轨形的格罗莫夫-威腾理论（Orbifold Gromov-Witten theory）、辛双有理几何是目前辛几何中最重要的研究领域。然而目前关于辛轨形上的辛双有理几何的研究还处于起步当中。这主要是由于目前关于轨形群胚的一般的、基本的微分拓扑和辛拓扑的研究很缺乏。很多时候人们希望微分流形的一些结论能够自然延伸到轨形群胚上，然而却未仔细研究给出证明。本项目就是结合已有的研究结果和申请人的研究积累来对轨形群胚的微分拓扑和辛拓扑进行系统的研究。并以此为基础来研究辛轨形群胚上的辛双有理几何。我们首先将微分流形的一些微分拓扑的性质严格的推广到轨形群胚上。然后利用这些结果来研究辛轨形群胚的基本的辛几何性质，如辛邻域定理等等。由此我们可以研究轨形群胚上的辛手术：辛约化，辛切割，辛粘合等等。最后我们将研究辛轨形群胚的辛双有理不变量，比如：symplectic uniruledness。

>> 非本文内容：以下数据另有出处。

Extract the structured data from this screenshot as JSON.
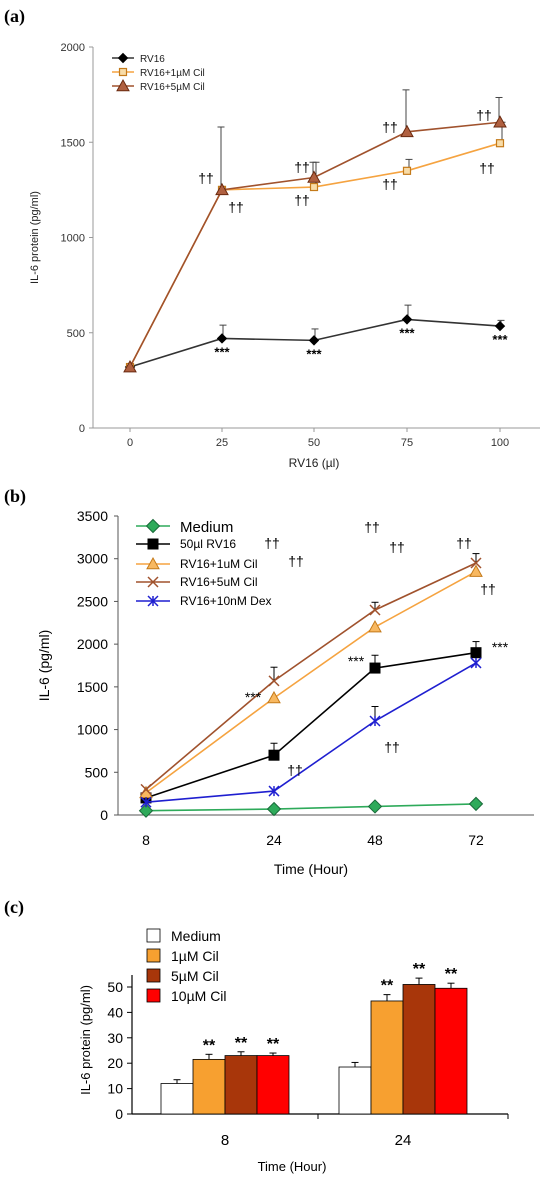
{
  "figure": {
    "panel_labels": [
      "(a)",
      "(b)",
      "(c)"
    ]
  },
  "chart_data": [
    {
      "panel": "(a)",
      "type": "line",
      "xlabel": "RV16 (µl)",
      "ylabel": "IL-6 protein (pg/ml)",
      "x": [
        0,
        25,
        50,
        75,
        100
      ],
      "x_tick_labels": [
        "0",
        "25",
        "50",
        "75",
        "100"
      ],
      "ylim": [
        0,
        2000
      ],
      "y_ticks": [
        0,
        500,
        1000,
        1500,
        2000
      ],
      "grid": false,
      "legend_position": "top-left",
      "series": [
        {
          "name": "RV16",
          "color": "#000000",
          "marker": "diamond",
          "values": [
            320,
            470,
            460,
            570,
            535
          ],
          "error": [
            0,
            70,
            60,
            75,
            30
          ],
          "annotations": [
            "",
            "***",
            "***",
            "***",
            "***"
          ],
          "annotation_side": "below"
        },
        {
          "name": "RV16+1µM Cil",
          "color": "#f5a340",
          "marker": "square-open",
          "values": [
            320,
            1250,
            1265,
            1350,
            1495
          ],
          "error": [
            0,
            0,
            130,
            60,
            110
          ],
          "annotations": [
            "",
            "††",
            "††",
            "††",
            "††"
          ],
          "annotation_side": "below"
        },
        {
          "name": "RV16+5µM Cil",
          "color": "#a0522d",
          "marker": "triangle",
          "values": [
            320,
            1250,
            1315,
            1555,
            1605
          ],
          "error": [
            0,
            330,
            80,
            220,
            130
          ],
          "annotations": [
            "",
            "††",
            "††",
            "††",
            "††"
          ],
          "annotation_side": "above"
        }
      ]
    },
    {
      "panel": "(b)",
      "type": "line",
      "xlabel": "Time (Hour)",
      "ylabel": "IL-6 (pg/ml)",
      "x": [
        8,
        24,
        48,
        72
      ],
      "x_tick_labels": [
        "8",
        "24",
        "48",
        "72"
      ],
      "ylim": [
        0,
        3500
      ],
      "y_ticks": [
        0,
        500,
        1000,
        1500,
        2000,
        2500,
        3000,
        3500
      ],
      "grid": false,
      "legend_position": "top-left",
      "series": [
        {
          "name": "Medium",
          "color": "#2eaa5a",
          "marker": "diamond-filled",
          "values": [
            50,
            70,
            100,
            130
          ],
          "error": [
            0,
            0,
            0,
            0
          ]
        },
        {
          "name": " 50µl RV16",
          "color": "#000000",
          "marker": "square-filled",
          "values": [
            200,
            700,
            1720,
            1900
          ],
          "error": [
            0,
            140,
            150,
            130
          ],
          "annotations": [
            "",
            "***",
            "***",
            "***"
          ]
        },
        {
          "name": "RV16+1uM Cil",
          "color": "#f5a340",
          "marker": "triangle",
          "values": [
            260,
            1370,
            2200,
            2850
          ],
          "error": [
            0,
            0,
            0,
            0
          ],
          "annotations": [
            "",
            "††",
            "††",
            "††"
          ]
        },
        {
          "name": "RV16+5uM Cil",
          "color": "#a0522d",
          "marker": "x",
          "values": [
            300,
            1570,
            2400,
            2950
          ],
          "error": [
            0,
            160,
            90,
            110
          ],
          "annotations": [
            "",
            "††",
            "††",
            "††"
          ]
        },
        {
          "name": "RV16+10nM Dex",
          "color": "#1f1fd0",
          "marker": "star",
          "values": [
            150,
            280,
            1100,
            1780
          ],
          "error": [
            0,
            0,
            170,
            100
          ],
          "annotations": [
            "",
            "††",
            "††",
            ""
          ]
        }
      ]
    },
    {
      "panel": "(c)",
      "type": "bar",
      "xlabel": "Time (Hour)",
      "ylabel": "IL-6 protein (pg/ml)",
      "categories": [
        "8",
        "24"
      ],
      "ylim": [
        0,
        50
      ],
      "y_ticks": [
        0,
        10,
        20,
        30,
        40,
        50
      ],
      "grid": false,
      "legend_position": "top-left",
      "series": [
        {
          "name": "Medium",
          "color": "#ffffff",
          "values": [
            12,
            18.5
          ],
          "error": [
            1.5,
            1.8
          ],
          "annotations": [
            "",
            ""
          ]
        },
        {
          "name": "1µM Cil",
          "color": "#f7a030",
          "values": [
            21.5,
            44.5
          ],
          "error": [
            2,
            2.5
          ],
          "annotations": [
            "**",
            "**"
          ]
        },
        {
          "name": "5µM Cil",
          "color": "#a8360a",
          "values": [
            23,
            51
          ],
          "error": [
            1.5,
            2.5
          ],
          "annotations": [
            "**",
            "**"
          ]
        },
        {
          "name": "10µM Cil",
          "color": "#ff0000",
          "values": [
            23,
            49.5
          ],
          "error": [
            1,
            2
          ],
          "annotations": [
            "**",
            "**"
          ]
        }
      ]
    }
  ]
}
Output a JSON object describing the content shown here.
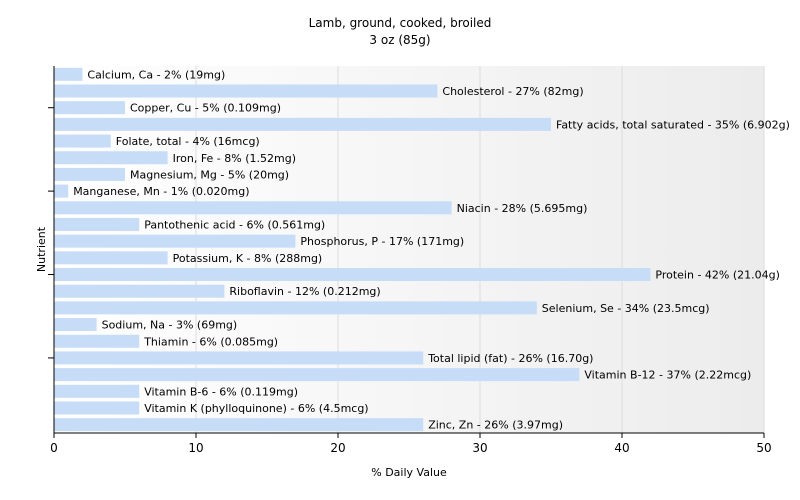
{
  "chart_data": {
    "type": "bar",
    "orientation": "horizontal",
    "title": "Lamb, ground, cooked, broiled",
    "subtitle": "3 oz (85g)",
    "xlabel": "% Daily Value",
    "ylabel": "Nutrient",
    "xlim": [
      0,
      50
    ],
    "xticks": [
      0,
      10,
      20,
      30,
      40,
      50
    ],
    "grid": "vertical",
    "bar_color": "#c6dcf7",
    "categories": [
      "Calcium, Ca",
      "Cholesterol",
      "Copper, Cu",
      "Fatty acids, total saturated",
      "Folate, total",
      "Iron, Fe",
      "Magnesium, Mg",
      "Manganese, Mn",
      "Niacin",
      "Pantothenic acid",
      "Phosphorus, P",
      "Potassium, K",
      "Protein",
      "Riboflavin",
      "Selenium, Se",
      "Sodium, Na",
      "Thiamin",
      "Total lipid (fat)",
      "Vitamin B-12",
      "Vitamin B-6",
      "Vitamin K (phylloquinone)",
      "Zinc, Zn"
    ],
    "values": [
      2,
      27,
      5,
      35,
      4,
      8,
      5,
      1,
      28,
      6,
      17,
      8,
      42,
      12,
      34,
      3,
      6,
      26,
      37,
      6,
      6,
      26
    ],
    "labels": [
      "Calcium, Ca - 2% (19mg)",
      "Cholesterol - 27% (82mg)",
      "Copper, Cu - 5% (0.109mg)",
      "Fatty acids, total saturated - 35% (6.902g)",
      "Folate, total - 4% (16mcg)",
      "Iron, Fe - 8% (1.52mg)",
      "Magnesium, Mg - 5% (20mg)",
      "Manganese, Mn - 1% (0.020mg)",
      "Niacin - 28% (5.695mg)",
      "Pantothenic acid - 6% (0.561mg)",
      "Phosphorus, P - 17% (171mg)",
      "Potassium, K - 8% (288mg)",
      "Protein - 42% (21.04g)",
      "Riboflavin - 12% (0.212mg)",
      "Selenium, Se - 34% (23.5mcg)",
      "Sodium, Na - 3% (69mg)",
      "Thiamin - 6% (0.085mg)",
      "Total lipid (fat) - 26% (16.70g)",
      "Vitamin B-12 - 37% (2.22mcg)",
      "Vitamin B-6 - 6% (0.119mg)",
      "Vitamin K (phylloquinone) - 6% (4.5mcg)",
      "Zinc, Zn - 26% (3.97mg)"
    ]
  }
}
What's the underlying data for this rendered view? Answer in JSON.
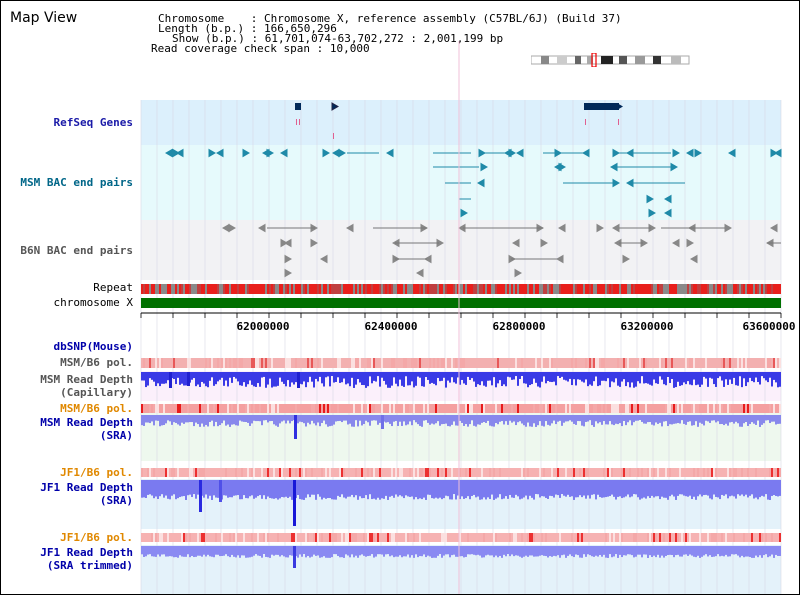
{
  "title": "Map View",
  "info": {
    "chromosome_label": "Chromosome",
    "chromosome_value": "Chromosome X, reference assembly (C57BL/6J) (Build 37)",
    "length_label": "Length (b.p.)",
    "length_value": "166,650,296",
    "show_label": "Show (b.p.)",
    "show_value": "61,701,074-63,702,272 : 2,001,199 bp",
    "coverage_label": "Read coverage check span",
    "coverage_value": "10,000"
  },
  "tracks": {
    "refseq": "RefSeq Genes",
    "msm_bac": "MSM BAC end pairs",
    "b6n_bac": "B6N BAC end pairs",
    "repeat": "Repeat",
    "chromosome": "chromosome X",
    "dbsnp": "dbSNP(Mouse)",
    "msm_b6_pol_1": "MSM/B6 pol.",
    "msm_read_depth_cap_1": "MSM Read Depth",
    "msm_read_depth_cap_2": "(Capillary)",
    "msm_b6_pol_2": "MSM/B6 pol.",
    "msm_read_depth_sra_1": "MSM Read Depth",
    "msm_read_depth_sra_2": "(SRA)",
    "jf1_b6_pol_1": "JF1/B6 pol.",
    "jf1_read_depth_sra_1": "JF1 Read Depth",
    "jf1_read_depth_sra_2": "(SRA)",
    "jf1_b6_pol_2": "JF1/B6 pol.",
    "jf1_read_depth_trim_1": "JF1 Read Depth",
    "jf1_read_depth_trim_2": "(SRA trimmed)"
  },
  "axis": {
    "ticks": [
      "62000000",
      "62400000",
      "62800000",
      "63200000",
      "63600000"
    ]
  },
  "colors": {
    "refseq_bg": "#dcf0fc",
    "msm_bac_bg": "#e6fafc",
    "b6n_bac_bg": "#f2f2f4",
    "repeat_red": "#e8201c",
    "repeat_gray": "#808080",
    "chrom_green": "#007000",
    "depth_blue": "#3030e8",
    "depth_light_blue": "#7878f0",
    "pol_pink": "#f08080"
  }
}
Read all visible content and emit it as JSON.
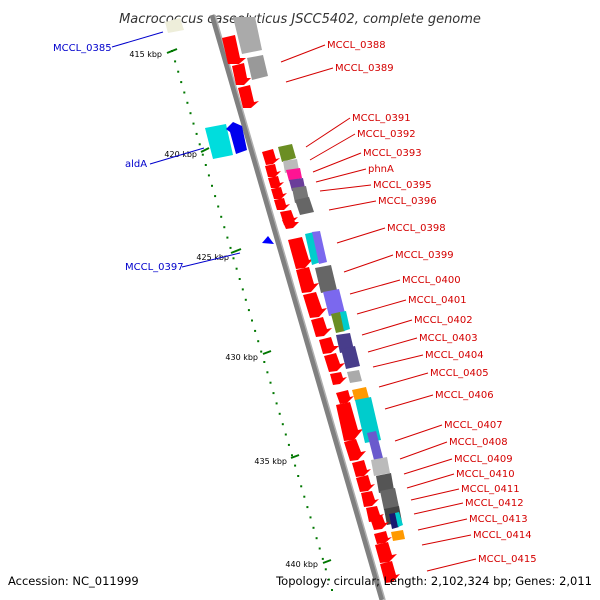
{
  "title": "Macrococcus caseolyticus JSCC5402, complete genome",
  "footer": {
    "accession": "Accession: NC_011999",
    "summary": "Topology: circular; Length: 2,102,324 bp; Genes: 2,011"
  },
  "colors": {
    "forward_gene": "#ff0000",
    "reverse_gene": "#0000ff",
    "forward_label": "#d40000",
    "reverse_label": "#0000cc",
    "tick": "#007700",
    "backbone": "#808080"
  },
  "ticks": [
    {
      "label": "415 kbp"
    },
    {
      "label": "420 kbp"
    },
    {
      "label": "425 kbp"
    },
    {
      "label": "430 kbp"
    },
    {
      "label": "435 kbp"
    },
    {
      "label": "440 kbp"
    }
  ],
  "forward_labels": [
    "MCCL_0388",
    "MCCL_0389",
    "MCCL_0391",
    "MCCL_0392",
    "MCCL_0393",
    "phnA",
    "MCCL_0395",
    "MCCL_0396",
    "MCCL_0398",
    "MCCL_0399",
    "MCCL_0400",
    "MCCL_0401",
    "MCCL_0402",
    "MCCL_0403",
    "MCCL_0404",
    "MCCL_0405",
    "MCCL_0406",
    "MCCL_0407",
    "MCCL_0408",
    "MCCL_0409",
    "MCCL_0410",
    "MCCL_0411",
    "MCCL_0412",
    "MCCL_0413",
    "MCCL_0414",
    "MCCL_0415"
  ],
  "reverse_labels": [
    "MCCL_0385",
    "aldA",
    "MCCL_0397"
  ]
}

Orbifold Gromov-Witten theory and symplectic birational geometry are the most important research areas in symplectic geometry. However, the research on the symplectic birational geometry of symplectic orbifolds has only a few progresses. This is mainly because that the differential topology and symplectic topology of orbifold groupoids are lack of research. Sometimes, people think that some results on manifolds can be extended to the orbifold groupoid case, but without a careful study and a complete proof. Based on the previous studies, this proposal studies the differential topology and symplectic topology of orbifold groupoids and their applications in the symplectic birational geometry on symplectic orbifold groupoids. We first study the differential topology of orbifold gropoids. Then we use these results to study the symplectic topology of symplectic orbifold groupoids, such as the symplectic neighborhood theorem, etc. Then we move on to study the orbifold groupoid version symplectic surgeries: symplectic reduction, symplectic cutting, symplectic gluing, etc. At last, we study the symplectic birational invariants of symplectic orbifold groupoids, such as symplectic uniruledness.